Barnes & Noble shipping GlowLight Nook, article.
It's an e-ink display. It's not backlit. It's front-lit. From the sides, but still pretty evenly. Quite interesting. And once again, B&N beat Amazon to it, like they did with the color reader and with a touch reader.
The contrast of the screen itself does not seem to have changed from the miserable middle-grey background e-ink always has had so far. But maybe the light helps. In any case, I'm curious. But not available outside the States, of course. I could buy it from the US, but I couldn't buy any books for it, so that'd limit the joy.

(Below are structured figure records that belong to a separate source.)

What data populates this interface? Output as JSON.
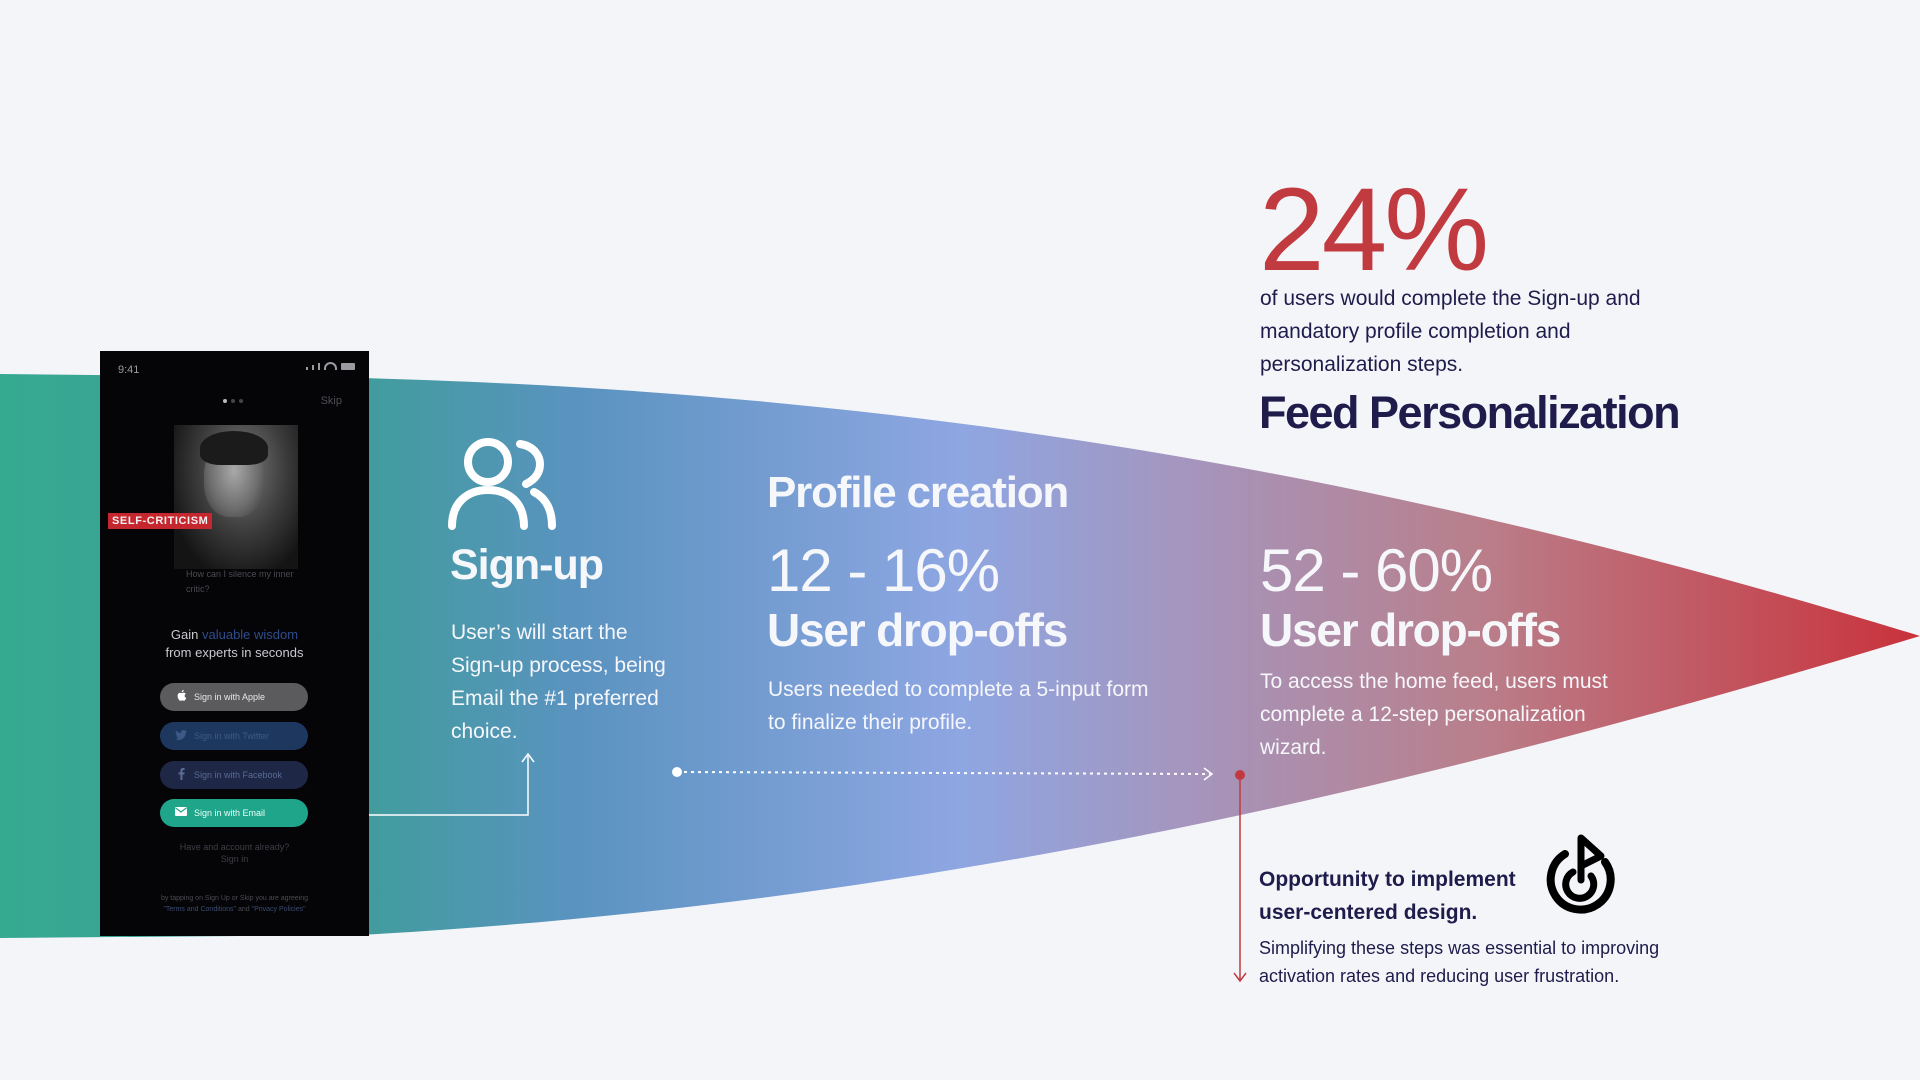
{
  "phone": {
    "time": "9:41",
    "skip": "Skip",
    "card_badge": "SELF-CRITICISM",
    "card_caption": "How can I silence my inner critic?",
    "headline_pre": "Gain ",
    "headline_accent": "valuable wisdom",
    "headline_post": "from experts in seconds",
    "buttons": {
      "apple": "Sign in with Apple",
      "twitter": "Sign in with Twitter",
      "facebook": "Sign in with Facebook",
      "email": "Sign in with Email"
    },
    "have_account": "Have and account already?",
    "sign_in": "Sign in",
    "legal_line1": "by tapping on Sign Up or Skip you are agreeing",
    "legal_terms": "\"Terms and Conditions\"",
    "legal_and": " and ",
    "legal_privacy": "\"Privacy Policies\""
  },
  "signup": {
    "title": "Sign-up",
    "description": "User’s will start the Sign-up process, being Email the #1 preferred choice."
  },
  "profile": {
    "title": "Profile creation",
    "range": "12 - 16%",
    "label": "User drop-offs",
    "description": "Users needed to complete a 5-input form to finalize their profile."
  },
  "completion": {
    "stat": "24%",
    "description": "of users would complete the Sign-up and mandatory profile completion and personalization steps."
  },
  "feed": {
    "title": "Feed Personalization",
    "range": "52 - 60%",
    "label": "User drop-offs",
    "description": "To access the home feed, users must complete a 12-step personalization wizard."
  },
  "opportunity": {
    "title": "Opportunity to implement user-centered design.",
    "description": "Simplifying these steps was essential to improving activation rates and reducing user frustration."
  },
  "colors": {
    "teal": "#36a991",
    "blue": "#8ea6e2",
    "red": "#c9323b",
    "navy": "#1f1b4b",
    "background": "#f4f5f9"
  },
  "icons": [
    "users-icon",
    "target-icon",
    "apple-icon",
    "twitter-icon",
    "facebook-icon",
    "mail-icon"
  ]
}
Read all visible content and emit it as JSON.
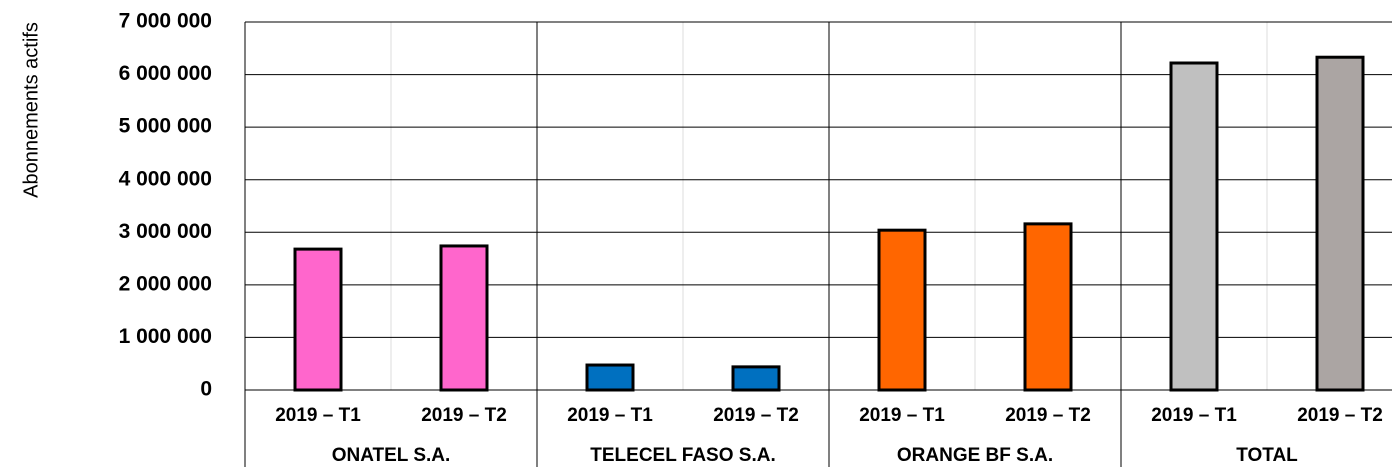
{
  "chart_data": {
    "type": "bar",
    "y_axis_label": "Abonnements actifs",
    "groups": [
      "ONATEL S.A.",
      "TELECEL FASO S.A.",
      "ORANGE BF S.A.",
      "TOTAL"
    ],
    "categories": [
      "2019 – T1",
      "2019 – T2",
      "2019 – T1",
      "2019 – T2",
      "2019 – T1",
      "2019 – T2",
      "2019 – T1",
      "2019 – T2"
    ],
    "values": [
      2680000,
      2740000,
      475000,
      440000,
      3040000,
      3160000,
      6220000,
      6330000
    ],
    "colors": [
      "#ff66cc",
      "#ff66cc",
      "#0070c0",
      "#0070c0",
      "#ff6600",
      "#ff6600",
      "#c0c0c0",
      "#aba5a3"
    ],
    "ylim": [
      0,
      7000000
    ],
    "yticks": [
      {
        "value": 0,
        "label": "0"
      },
      {
        "value": 1000000,
        "label": "1 000 000"
      },
      {
        "value": 2000000,
        "label": "2 000 000"
      },
      {
        "value": 3000000,
        "label": "3 000 000"
      },
      {
        "value": 4000000,
        "label": "4 000 000"
      },
      {
        "value": 5000000,
        "label": "5 000 000"
      },
      {
        "value": 6000000,
        "label": "6 000 000"
      },
      {
        "value": 7000000,
        "label": "7 000 000"
      }
    ],
    "grid": true
  }
}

I wonder what technology they use to spread the light evenly over the page, from a narrow slit by the edges. I can't really figure that out.
I found a video showing it clearly. It looks very attractive to me.
(Does this video show to you? If you can't see it, try here and tell me what you get please.)
I think that maybe my problem with the e-ink screens is less the low contrast, and more the overall darkness of it, it is not one of the brighter things in my field of vision, so it does not attract my attention. Judging from this video, this may make a significant difference in that area.
In any case it's much superior to the little exterior light sources people have had to use, because they give light so uneven that I just couldn't use them (I tried a couple, including Amazon's leather Light case for Kindle 3). Well, they are usable if you really have to, but for me at least they are not pleasant at all.
4 comments:
It's a sheet of Acrylic lit from the edge with an LED array. The acrylic is then scored with a set of grooves on the underside of the sheet allowing a little light to leak out. The distribution of the grooves is rather tricky in that you take out a smaller percentage of a larger amount of light at the beginning and a larger percentage of a smaller amount of light at the end. Very similar to the share of interest and principal on a fixed payment mortgage.
Simple in principle but very tricky in practice. (trust me, I've developed commercial units)
The Nook is gooder than the Kindle. There's no doubt about it now. Not that I haven't known it all along.
Does this video show to you? Just above this sentence?
Yes...I see it, Eo.
Oh, man...no offense but...seeing those screens makes it feel like we went back to the "stone ages" of the old Kindles! I don't get why someone would prefer those screens to the Kindle Fire! I think that screen is just AMAZING and WONDERFUL to read and see in the dark at night!
I don't agree w/TTL, one bit re: his summation re: the Nook being "gooder" than the Kindle. But...of course, everyone has their own preference. :-)
Thanks, Stephen!
So it's sort of a fresnel lens?
Are the grooves not protected? One would think they would collect dirt or be damaged, in use cases where they'd be exposed, for example in bus stop posters which are backlit by such a sheet.
As you must know, TC, I have a very hard time of the greyness of the e-ink screen, and I'm very puzzled by how many people not only live with it, but *prefer* it. I've rarely seen people really agree with me, though here is one:
http://www.newyorker.com/reporting/2009/08/03/090803fa_fact_baker
He's very refinedly sarcastic about the gray screen.